Unruly youngsters will love this story about a delicious-looking dessert whose manners and attitude are quite distasteful.
“Life,” Ralph Waldo Emerson said in an essay, “is not so short but that there is always time enough for courtesy.” But that which strikes adults as common sense is not always self evident to children. And when it comes to good manners, many kids are not as (ahem) polished as their parents would like them to be.
For all the ill-mannered and unruly youngsters out there, we present Rude Cakes (public library), a hilarious children’s book by Rowboat Watkins that tackles the matter of bad behavior head-on. The story is about a rude cake, a delicious-looking dessert whose manners and attitude are quite distasteful. The rude cake never says please or thank you, never listens to its parents, and always makes the other characters cry. The captions are priceless.
Rude cakes never say please, and they never say thank you, and they sometimes take things that don’t belong to them. Rude cakes never share, and they’re never sorry because they’re never, ever wrong.
But then something unexpected happens. A giant hand plucks the rude cake from bed, and for one harrowing moment it appears that the rude cake will disappear into the mouth of a Giant Cyclops. Then readers discover that the Giant Cyclops just loves to wear hats.
Giant Cyclopses love to wear jaunty little hats. Giant Cyclopses always say thank you, and they always say please, and they love to share.
Because the Giant Cyclops is such a nice chap, and because the rude cake eventually says “please,” the rude cake is eventually restored to its bed. But the experience clearly makes an impression on the rude cake. At the end of the story, the impudent hero ultimately rejects bad manners for an agreeable temperament.
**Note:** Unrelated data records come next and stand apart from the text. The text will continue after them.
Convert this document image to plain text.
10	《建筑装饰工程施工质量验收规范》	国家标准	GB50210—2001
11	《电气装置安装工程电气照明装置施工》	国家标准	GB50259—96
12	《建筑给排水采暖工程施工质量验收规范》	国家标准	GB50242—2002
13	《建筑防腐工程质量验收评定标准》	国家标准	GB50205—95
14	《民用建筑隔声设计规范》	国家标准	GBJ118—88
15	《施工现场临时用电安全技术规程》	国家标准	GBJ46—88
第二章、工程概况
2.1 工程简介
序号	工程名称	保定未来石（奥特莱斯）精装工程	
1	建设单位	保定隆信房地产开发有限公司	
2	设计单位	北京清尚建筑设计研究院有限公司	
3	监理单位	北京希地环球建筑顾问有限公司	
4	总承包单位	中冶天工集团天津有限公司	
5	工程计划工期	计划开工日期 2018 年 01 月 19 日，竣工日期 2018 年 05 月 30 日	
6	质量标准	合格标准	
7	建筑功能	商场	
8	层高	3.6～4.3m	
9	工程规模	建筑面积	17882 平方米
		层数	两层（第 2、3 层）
As the story ends, the rude cake plays happily with the other characters, because, “of course, no cake is ever too rude to change.”
In an interview that’s as silly as the book, author and illustrator Watkins reveals that the idea for Rude Cakes came to him when he “hit the bottom.”
At some point in an extended trough I’d been sliding into for who-knows-how-long, I finally hit the bottom. Conk. Like in a cartoon. Conk. Honestly. My brain literally made the sound conk. I kid you not. And I just knew I couldn’t sink any lower. Which was weird, because I’m pretty much always sure there is somewhere lower to sink. But for whatever reason, I thought, ‘Well, I don’t like any of my ideas (because they all suck), and it sure would be fun to draw a book with a giant hairy hand looming in from the top of the page. Who wouldn’t love that? I would.’
Funny and off the wall, Rude Cakes discusses a difficult topic without coming across as patronizing. This children’s book is a great way for parents to talk to kids about bad manners. Complement with The Darkest Dark, a story by astronaut Chris Hatfield about overcoming fears of the dark.